You can’t tell me that these are leftovers from normal delete operations from the client. It looks like the satellite just takes a shortcut with deleting pieces in alphabetical order of the pieceID’s. I have ~250GB in the blobs and 830GB in the corresponding trash folder for stefan-benten. My server is online almost 100% with the odd maintenance shutdown/reboot. It’s impossible that this many delete operations failed.

1 Like

it was a data wipe, of course. 1TB of zombie segments is not possible.çç

I have a single folder in /trash with 1TB filled with aa… xz folders

Is trash paid or unpaid during the 7 days it sits in the trash folder?

1 Like

I am going to have to assume that we are not being paid for the trash sitting in the trash folder since Storj is not getting paid by the customer once they request the file to be deleted from the nodes.

From reading the implementation of the Garbage Collection design it seems that the use of the bloom filter is not 100% and can generate false positives. So Storj is making SNOs store trash for up to 7 days to make sure and hope that the bloom filters from multiple bloom filters generated can catch any false positives and restore any files that might have been thrown away to trash by accident.
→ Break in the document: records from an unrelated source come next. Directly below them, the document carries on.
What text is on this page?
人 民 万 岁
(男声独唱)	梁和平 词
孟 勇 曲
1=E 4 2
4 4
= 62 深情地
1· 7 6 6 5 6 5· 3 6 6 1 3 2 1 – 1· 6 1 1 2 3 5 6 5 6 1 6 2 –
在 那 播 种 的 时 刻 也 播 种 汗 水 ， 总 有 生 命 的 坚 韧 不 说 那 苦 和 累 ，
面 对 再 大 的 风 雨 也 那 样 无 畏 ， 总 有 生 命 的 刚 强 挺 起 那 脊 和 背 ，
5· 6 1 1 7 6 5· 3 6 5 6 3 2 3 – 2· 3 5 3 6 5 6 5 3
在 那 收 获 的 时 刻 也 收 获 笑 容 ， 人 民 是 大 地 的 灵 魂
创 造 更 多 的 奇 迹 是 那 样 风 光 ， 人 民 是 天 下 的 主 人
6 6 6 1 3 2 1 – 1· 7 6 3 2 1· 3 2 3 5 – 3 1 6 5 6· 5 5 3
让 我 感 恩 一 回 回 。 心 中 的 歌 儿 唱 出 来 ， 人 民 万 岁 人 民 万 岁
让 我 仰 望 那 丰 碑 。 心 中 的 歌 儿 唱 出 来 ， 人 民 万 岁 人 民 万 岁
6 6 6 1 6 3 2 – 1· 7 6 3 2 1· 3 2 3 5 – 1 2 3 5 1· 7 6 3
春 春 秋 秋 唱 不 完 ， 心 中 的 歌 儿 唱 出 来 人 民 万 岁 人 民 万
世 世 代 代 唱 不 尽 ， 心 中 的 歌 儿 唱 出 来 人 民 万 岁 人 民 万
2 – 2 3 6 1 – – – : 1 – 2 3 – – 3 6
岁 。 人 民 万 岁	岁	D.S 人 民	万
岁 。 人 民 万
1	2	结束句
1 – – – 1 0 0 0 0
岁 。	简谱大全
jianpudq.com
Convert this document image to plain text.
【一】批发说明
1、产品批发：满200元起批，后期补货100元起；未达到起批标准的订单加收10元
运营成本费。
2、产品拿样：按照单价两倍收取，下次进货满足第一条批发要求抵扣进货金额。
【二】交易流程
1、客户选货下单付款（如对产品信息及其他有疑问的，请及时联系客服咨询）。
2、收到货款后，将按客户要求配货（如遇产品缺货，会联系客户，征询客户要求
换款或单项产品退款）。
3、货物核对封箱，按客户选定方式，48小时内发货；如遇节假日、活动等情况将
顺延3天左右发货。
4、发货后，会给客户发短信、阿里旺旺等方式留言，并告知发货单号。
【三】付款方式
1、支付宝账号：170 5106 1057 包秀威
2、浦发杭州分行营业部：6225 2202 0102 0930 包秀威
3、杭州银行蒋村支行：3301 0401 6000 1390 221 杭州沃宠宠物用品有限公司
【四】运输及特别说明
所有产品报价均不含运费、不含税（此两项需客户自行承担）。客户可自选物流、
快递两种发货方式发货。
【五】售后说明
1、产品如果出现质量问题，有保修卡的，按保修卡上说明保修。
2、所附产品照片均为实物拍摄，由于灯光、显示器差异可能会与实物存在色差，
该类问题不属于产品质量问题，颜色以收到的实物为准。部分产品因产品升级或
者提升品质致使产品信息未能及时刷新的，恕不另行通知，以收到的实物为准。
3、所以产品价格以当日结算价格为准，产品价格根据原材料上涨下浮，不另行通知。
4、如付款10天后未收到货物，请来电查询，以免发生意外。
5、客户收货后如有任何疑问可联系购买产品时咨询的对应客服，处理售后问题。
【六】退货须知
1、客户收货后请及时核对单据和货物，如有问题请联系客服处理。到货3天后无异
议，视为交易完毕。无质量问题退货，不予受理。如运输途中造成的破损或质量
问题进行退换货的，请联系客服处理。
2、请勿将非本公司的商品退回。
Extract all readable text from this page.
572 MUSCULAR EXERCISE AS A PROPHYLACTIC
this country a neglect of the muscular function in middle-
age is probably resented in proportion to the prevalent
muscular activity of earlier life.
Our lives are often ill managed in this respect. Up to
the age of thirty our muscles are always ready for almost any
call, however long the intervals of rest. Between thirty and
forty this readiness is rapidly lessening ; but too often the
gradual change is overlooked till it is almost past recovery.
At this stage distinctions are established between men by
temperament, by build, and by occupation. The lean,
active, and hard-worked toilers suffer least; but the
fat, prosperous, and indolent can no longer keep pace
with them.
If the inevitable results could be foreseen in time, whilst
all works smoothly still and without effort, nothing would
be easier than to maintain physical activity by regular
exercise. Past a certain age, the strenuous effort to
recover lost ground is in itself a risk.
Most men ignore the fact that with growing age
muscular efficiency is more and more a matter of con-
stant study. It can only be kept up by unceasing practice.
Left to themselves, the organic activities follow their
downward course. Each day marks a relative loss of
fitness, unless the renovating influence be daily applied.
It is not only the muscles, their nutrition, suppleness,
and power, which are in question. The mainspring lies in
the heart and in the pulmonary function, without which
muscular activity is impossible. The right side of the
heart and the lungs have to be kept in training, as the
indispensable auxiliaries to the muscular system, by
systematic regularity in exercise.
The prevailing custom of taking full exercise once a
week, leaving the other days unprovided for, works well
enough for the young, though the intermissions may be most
Correct me if I’m wrong, but it seems like SNOs are on the short end of the stick here because of an implementation that is not 100%.

1 Like

I once heard it’s the opposite. I believe the bloom filter tells the node which files it should keep, and a false positive results in trash being kept instead of going to the trash folder. The missed files are cleaned during the next garbage collection, when a new bloom filter is sent out, assuming they don’t become a false positive again which is unlikely.

2 Likes

The risk with the bloomfilter is not the false negative rate. The risk has to do with the way the satellite generates the bloomfilter. The satellite goes through all pointers and adds the pieceIDs to a bloomfilter. We call that part metainfo loop. We use the same metainfo loop for the repair checker, accounting, audit reservoir sampling and a few more. For performance it is great to have only one metainfo loop but the downside is that the additional complexity comes with a tradeoff. Every time we touch the metainfo loop we risk breaking the bloomfilter creation. Worst case the satellite will send out empty bloomfilter. We had a bug like that a few month ago on the master branch but we noticed it before deploying in production. Next time we might not be lucky and it gets deployed in production. An empty bloomfilter would mean all nodes delete all pieces and by the time we notice it, it is already to late to stop it. We can close business and go home. The 7 days are needed to mitigate that risk. That gives us 7 days to send a rollback command to all storage nodes, disable garbage collection for the moment and one release later rollout a bugfix. The 7 days are just there to have a escape plan for the worst case.

4 Likes

It is if it was never cleaned up before. This satellite was used for a LOT of testing with random noise. I can imagine that upload errors wouldn’t be such a big deal, since nobody cares about the specific data anyway. Ignore those long enough and don’t clean the zombie segments and you end up with this.
A while ago this satellite went through tons of normal deletes, so most of the data was cleaned up the normal way. Most of what remained after that was apparently zombie segments and stuff. I can see that happening.

No, but there normally shouldn’t be a large amount in there anyway. This is kind of an outlier situation that probably won’t happen again. If you look at it another way, you’ve been paid for zombie data for many months. I’ll forgive them these 7 days as a trade off.

5 Likes

Hi @littleskunk, can I point you to this thread… I have 850GB of trash :frowning:
ERROR pieces:trash emptying trash failed

I have a lot of trash as well (700GB+), we could not all have been offline for such a long time to have generated this much missed deletes.

I think the assumption of SNO being offline is flawed otherwise this would be reflected in the uptime dashboard metric. Also you would be suspended very quickly if this was the case.

There has to be a more logical explanation and it might point to the stefan b satellite deletes possibly not performing the correct delete procedure OR this new thing they’ve discovered “zombie segments”, OR something else. But it’s definitely not the SNO being offline when they’re online.

You are not. Please, read the blueprint for suspension

well my trash just droped from over 160 gb to almost nothing on all my nodes…

mine still have 400Gb…

Mine got deleted earlier today. Congratulations on having a minimum of 20 characters to post.